Defiendo la figura del padre no porque refleje ninguna santidad especial, sino porque lo liga con el hijo un vínculo sagrado. Nadie puede conocerse a fondo si no se ve a sí mismo formado y hasta reflejado en las debilidades de su padre. Esa mezcla de abatimiento y de piedad que se puede llegar a sentir por ellas le permite a uno reconciliarse consigo mismo. Descubre entonces en sí otras faltas contra sus hijos que intuye que sólo su padre sabría disculpar. La intuición del profeta Ezequiel de que Dios no castiga a los hijos por los pecados de sus padres, ni a los padres por los de sus hijos, no deja de lado la solidaridad entre unos y otros. Solamente los libera de su recíproca angustia. He conocido personas que, al rezar el Padre nuestro, creían estar gritando, entre sollozos, a un vacío que los ignorase. En medio de esa noche poblada de aullidos, han sido capaces de encender una hoguera para sus hijos.

***

Mário Quintana,
trad. de E. García-Máiquez


***

Acababan de bajar el ataúd al nicho. Mi madre se quedó ligeramente rezagada apoyada en sus hermanos. Los sepultureros se me quedaron mirando fijamente, a la espera de una señal. Me asomé al hueco. La tierra estaba a punto de engullir en la nada los restos de quien había sido mi padre.
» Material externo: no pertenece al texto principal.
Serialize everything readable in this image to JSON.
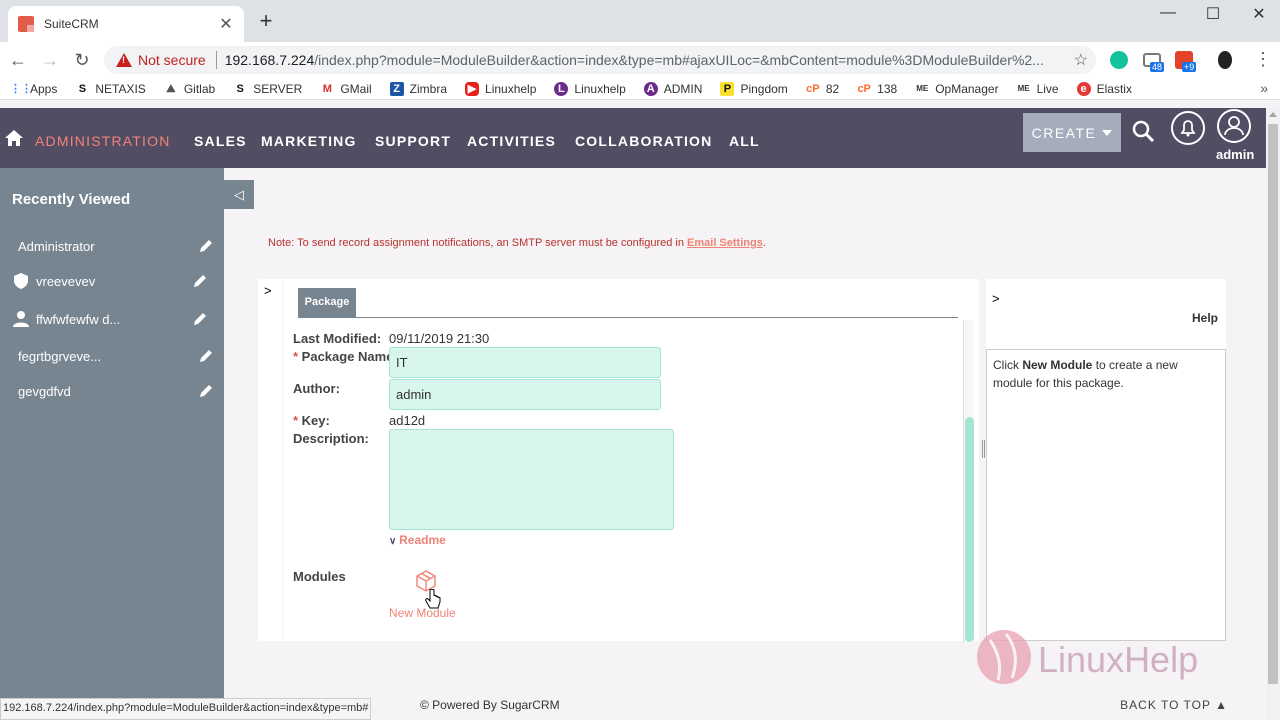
{
  "browser": {
    "tab_title": "SuiteCRM",
    "not_secure": "Not secure",
    "url_host": "192.168.7.224",
    "url_path": "/index.php?module=ModuleBuilder&action=index&type=mb#ajaxUILoc=&mbContent=module%3DModuleBuilder%2...",
    "ext_badge_1": "48",
    "ext_badge_2": "+9",
    "bookmarks": [
      "Apps",
      "NETAXIS",
      "Gitlab",
      "SERVER",
      "GMail",
      "Zimbra",
      "Linuxhelp",
      "Linuxhelp",
      "ADMIN",
      "Pingdom",
      "82",
      "138",
      "OpManager",
      "Live",
      "Elastix"
    ]
  },
  "nav": {
    "items": [
      "ADMINISTRATION",
      "SALES",
      "MARKETING",
      "SUPPORT",
      "ACTIVITIES",
      "COLLABORATION",
      "ALL"
    ],
    "create_label": "CREATE",
    "user_label": "admin"
  },
  "sidebar": {
    "heading": "Recently Viewed",
    "items": [
      "Administrator",
      "vreevevev",
      "ffwfwfewfw d...",
      "fegrtbgrveve...",
      "gevgdfvd"
    ]
  },
  "notice": {
    "text": "Note: To send record assignment notifications, an SMTP server must be configured in ",
    "link": "Email Settings",
    "suffix": "."
  },
  "package": {
    "tab": "Package",
    "last_modified_label": "Last Modified:",
    "last_modified_value": "09/11/2019 21:30",
    "name_label": "Package Name:",
    "name_value": "IT",
    "author_label": "Author:",
    "author_value": "admin",
    "key_label": "Key:",
    "key_value": "ad12d",
    "description_label": "Description:",
    "readme": "Readme",
    "modules_label": "Modules",
    "new_module": "New Module"
  },
  "help": {
    "title": "Help",
    "text_before": "Click ",
    "text_bold": "New Module",
    "text_after": " to create a new module for this package."
  },
  "footer": {
    "powered": "© Powered By SugarCRM",
    "back_to_top": "BACK TO TOP",
    "status_url": "192.168.7.224/index.php?module=ModuleBuilder&action=index&type=mb#"
  },
  "watermark": "LinuxHelp",
  "colors": {
    "nav_bg": "#534d64",
    "accent": "#f08377",
    "sidebar_bg": "#778591",
    "field_bg": "#d8f5ee"
  }
}
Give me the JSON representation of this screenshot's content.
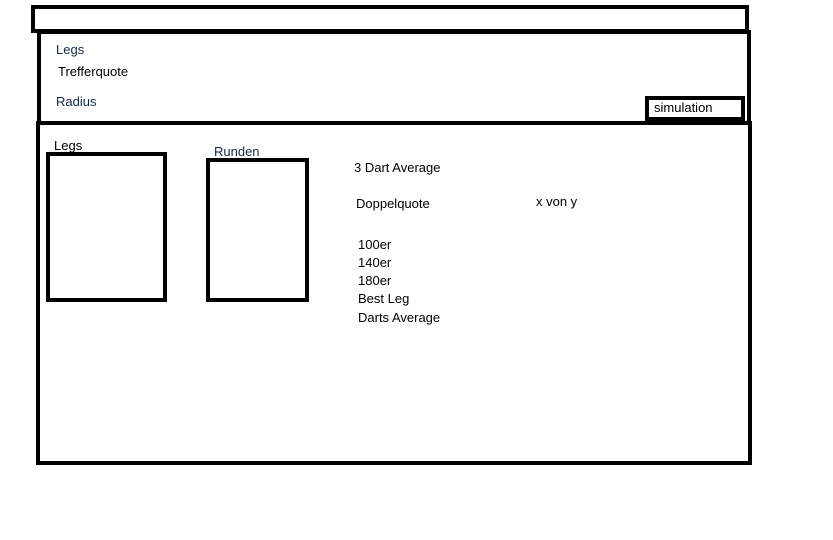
{
  "title_bar": {
    "text": ""
  },
  "settings": {
    "legs_label": "Legs",
    "trefferquote_label": "Trefferquote",
    "radius_label": "Radius",
    "simulation_button": "simulation"
  },
  "results": {
    "legs_panel_label": "Legs",
    "runden_panel_label": "Runden",
    "three_dart_average": "3 Dart Average",
    "doppelquote": "Doppelquote",
    "doppelquote_value": "x von y",
    "stats": [
      "100er",
      "140er",
      "180er",
      "Best Leg",
      "Darts Average"
    ]
  }
}
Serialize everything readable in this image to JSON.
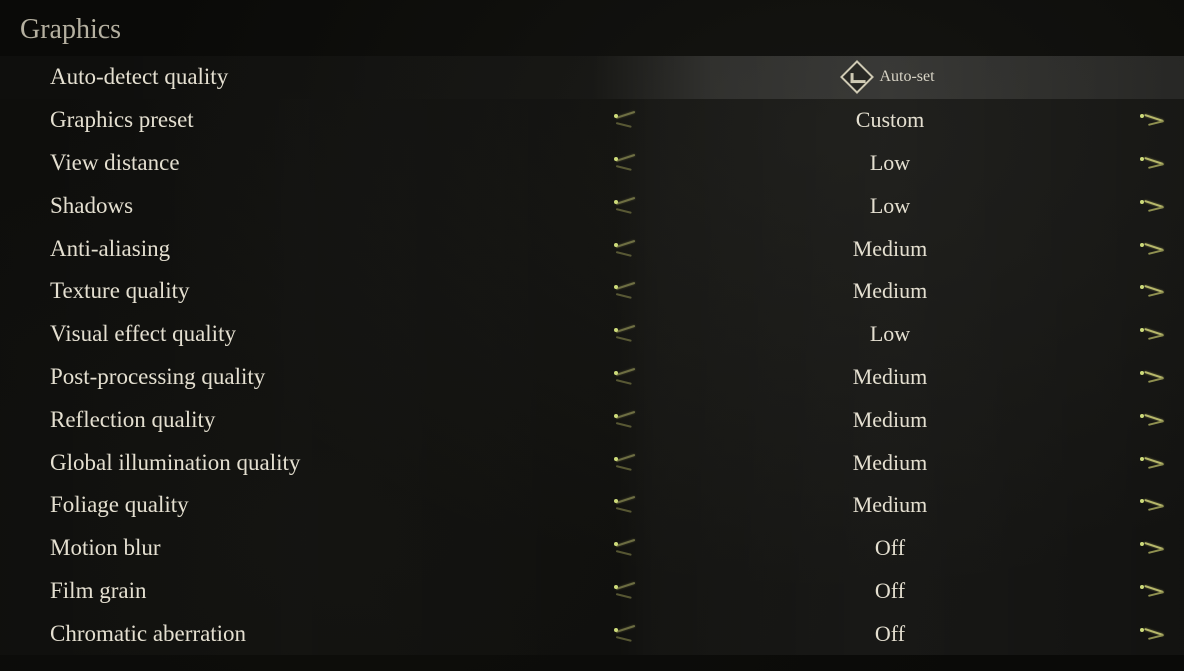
{
  "section_title": "Graphics",
  "auto_detect": {
    "label": "Auto-detect quality",
    "button_label": "Auto-set"
  },
  "settings": [
    {
      "id": "graphics-preset",
      "label": "Graphics preset",
      "value": "Custom"
    },
    {
      "id": "view-distance",
      "label": "View distance",
      "value": "Low"
    },
    {
      "id": "shadows",
      "label": "Shadows",
      "value": "Low"
    },
    {
      "id": "anti-aliasing",
      "label": "Anti-aliasing",
      "value": "Medium"
    },
    {
      "id": "texture-quality",
      "label": "Texture quality",
      "value": "Medium"
    },
    {
      "id": "visual-effect-quality",
      "label": "Visual effect quality",
      "value": "Low"
    },
    {
      "id": "post-processing",
      "label": "Post-processing quality",
      "value": "Medium"
    },
    {
      "id": "reflection-quality",
      "label": "Reflection quality",
      "value": "Medium"
    },
    {
      "id": "global-illumination",
      "label": "Global illumination quality",
      "value": "Medium"
    },
    {
      "id": "foliage-quality",
      "label": "Foliage quality",
      "value": "Medium"
    },
    {
      "id": "motion-blur",
      "label": "Motion blur",
      "value": "Off"
    },
    {
      "id": "film-grain",
      "label": "Film grain",
      "value": "Off"
    },
    {
      "id": "chromatic-aberration",
      "label": "Chromatic aberration",
      "value": "Off"
    }
  ],
  "colors": {
    "text": "#e4dfd0",
    "muted": "#b5b0a0",
    "accent": "#cddb7a",
    "background": "#0a0a08"
  }
}
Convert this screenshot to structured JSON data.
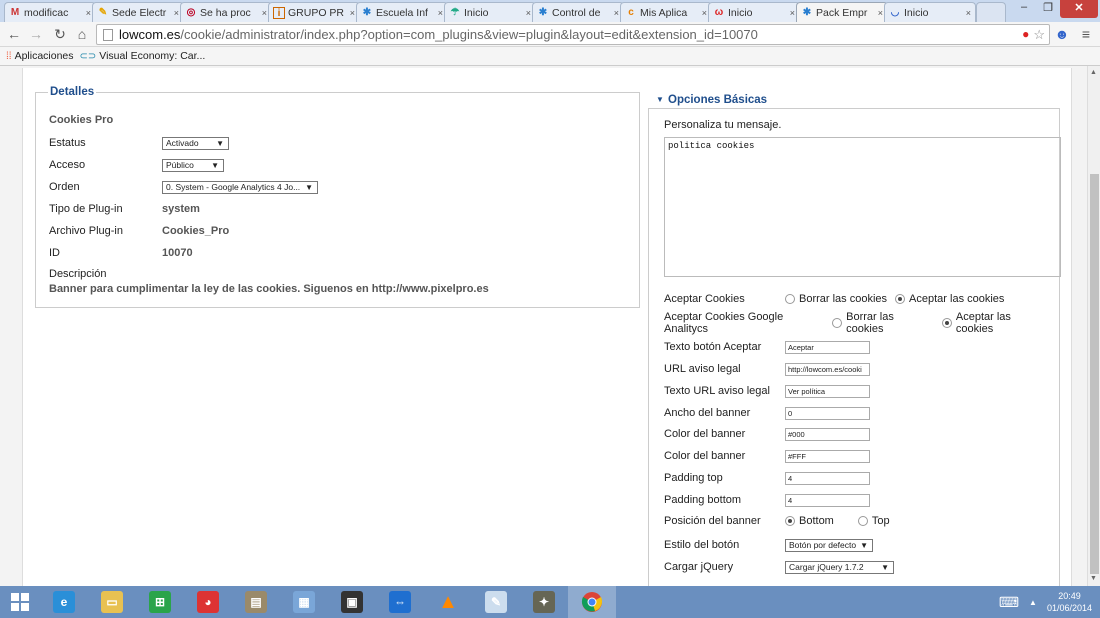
{
  "browser": {
    "tabs": [
      {
        "title": "modificac",
        "icon": "gmail-icon",
        "active": false
      },
      {
        "title": "Sede Electr",
        "icon": "sede-icon",
        "active": false
      },
      {
        "title": "Se ha proc",
        "icon": "proc-icon",
        "active": false
      },
      {
        "title": "GRUPO PR",
        "icon": "grupo-icon",
        "active": false
      },
      {
        "title": "Escuela Inf",
        "icon": "joomla-icon",
        "active": false
      },
      {
        "title": "Inicio",
        "icon": "inicio-icon",
        "active": false
      },
      {
        "title": "Control de",
        "icon": "joomla-icon",
        "active": false
      },
      {
        "title": "Mis Aplica",
        "icon": "cp-icon",
        "active": false
      },
      {
        "title": "Inicio",
        "icon": "inicio2-icon",
        "active": false
      },
      {
        "title": "Pack Empr",
        "icon": "joomla-icon",
        "active": true
      },
      {
        "title": "Inicio",
        "icon": "inicio3-icon",
        "active": false
      }
    ],
    "tab_close": "×",
    "url_host": "lowcom.es",
    "url_path": "/cookie/administrator/index.php?option=com_plugins&view=plugin&layout=edit&extension_id=10070",
    "bookmarks": [
      {
        "label": "Aplicaciones",
        "icon": "apps-grid-icon"
      },
      {
        "label": "Visual Economy: Car...",
        "icon": "visual-economy-icon"
      }
    ]
  },
  "detalles": {
    "legend": "Detalles",
    "title": "Cookies Pro",
    "estatus_label": "Estatus",
    "estatus_value": "Activado",
    "acceso_label": "Acceso",
    "acceso_value": "Público",
    "orden_label": "Orden",
    "orden_value": "0. System - Google Analytics 4 Jo...",
    "tipo_label": "Tipo de Plug-in",
    "tipo_value": "system",
    "archivo_label": "Archivo Plug-in",
    "archivo_value": "Cookies_Pro",
    "id_label": "ID",
    "id_value": "10070",
    "descripcion_label": "Descripción",
    "descripcion_value": "Banner para cumplimentar la ley de las cookies. Siguenos en http://www.pixelpro.es"
  },
  "opciones": {
    "title": "Opciones Básicas",
    "personaliza": "Personaliza tu mensaje.",
    "message": "politica cookies",
    "aceptar_cookies_label": "Aceptar Cookies",
    "aceptar_ga_label": "Aceptar Cookies Google Analitycs",
    "opt_borrar": "Borrar las cookies",
    "opt_aceptar": "Aceptar las cookies",
    "texto_boton_label": "Texto botón Aceptar",
    "texto_boton_value": "Aceptar",
    "url_aviso_label": "URL aviso legal",
    "url_aviso_value": "http://lowcom.es/cooki",
    "texto_url_label": "Texto URL aviso legal",
    "texto_url_value": "Ver política",
    "ancho_label": "Ancho del banner",
    "ancho_value": "0",
    "color1_label": "Color del banner",
    "color1_value": "#000",
    "color2_label": "Color del banner",
    "color2_value": "#FFF",
    "padding_top_label": "Padding top",
    "padding_top_value": "4",
    "padding_bottom_label": "Padding bottom",
    "padding_bottom_value": "4",
    "posicion_label": "Posición del banner",
    "pos_bottom": "Bottom",
    "pos_top": "Top",
    "estilo_label": "Estilo del botón",
    "estilo_value": "Botón por defecto",
    "jquery_label": "Cargar jQuery",
    "jquery_value": "Cargar jQuery 1.7.2"
  },
  "taskbar": {
    "time": "20:49",
    "date": "01/06/2014"
  }
}
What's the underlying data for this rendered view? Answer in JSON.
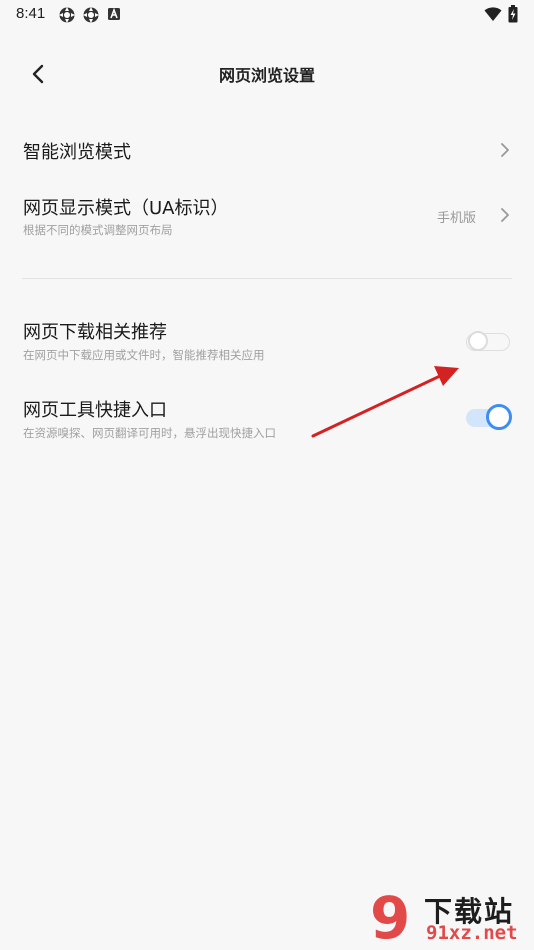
{
  "status_bar": {
    "time": "8:41",
    "left_icons": [
      "settings-gear-icon",
      "settings-gear-icon",
      "letter-a-app-icon"
    ],
    "right_icons": [
      "wifi-icon",
      "battery-charging-icon"
    ]
  },
  "header": {
    "title": "网页浏览设置",
    "back_icon": "back-arrow-icon"
  },
  "settings": {
    "smart_browse": {
      "title": "智能浏览模式"
    },
    "display_mode": {
      "title": "网页显示模式（UA标识）",
      "subtitle": "根据不同的模式调整网页布局",
      "value": "手机版"
    },
    "download_recommend": {
      "title": "网页下载相关推荐",
      "subtitle": "在网页中下载应用或文件时，智能推荐相关应用",
      "enabled": false
    },
    "tool_shortcut": {
      "title": "网页工具快捷入口",
      "subtitle": "在资源嗅探、网页翻译可用时，悬浮出现快捷入口",
      "enabled": true
    }
  },
  "colors": {
    "toggle_on": "#3d8ef0",
    "toggle_on_track": "#d2e5fa",
    "annotation_arrow": "#d42222"
  },
  "watermark": {
    "logo_text": "9",
    "top_text": "下载站",
    "bottom_text": "91xz.net"
  }
}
Sin énfasis, casi con una sonrisa desplomada, como él hubiera deseado, sentí con una certeza física, inmediata, que un día me llegaría a mí también, irreversible, el momento de seguirle. De alguna manera, el camino hacia ese reencuentro acababa de comenzar. Infinitesimal, minúsculo, indestructible, en ese adiós, padre supe que jamás desaparecería el vínculo singular e irremplazable que por toda la eternidad nos ha unido. ¿Qué importa que no quede ni la más remota memoria de nosotros dos? Será, no obstante. Callado, le agradecí todos sus silencios, los que jamás había entendido y los que jamás podría llegar a entender. Custodiar ese secreto indescifrable alivia la espera. Alcé los ojos y asentí, antes de retroceder un par de pasos. En cuanto el sonido de la arena empezó a entrechocar con la madera, me giré y estreché, como él habría querido, los brazos de mi madre.

***

De todas las incomprensiones hacia mi padre, con lágrimas suelo arrepentirme de no haber dado crédito a la confianza que sentía por mí. Aun cuando todo se desplomaba a mi alrededor – o así lo padecíamos-, él se mantenía imperturbable, “inasequible al desaliento”, como solía bromear. No ansiaba para mí ni el éxito ni el triunfo. Los errores de su vida le habían enseñado a ser escéptico. Consistía más bien en una confianza ilimitada en ese exceso de vida que, para bien y para mal, ha circulado por nuestras venas, escondida y atormentada en ocasiones, furiosa otras veces, imparable como una catarata de lava que amenaza con arrastrarnos a nosotros mismos. Debía de escuchar – y de reconocer- en mí el rumor de aquel torrente, como cuando se ponía el fonendoscopio para auscultar la tensión de sus pacientes. Quizás esa fuese la misión de mi padre: mostrarme que ese desierto que parecía abrirse ante mí era la más fértil heredad. En medio de las dificultades cotidianas, se volvería a decirme con su sonrisa ladeada: “Chato, porque no haces caso, pero estás hecho un Patriarca”.

***

Mi padre habría cumplido hoy cien años.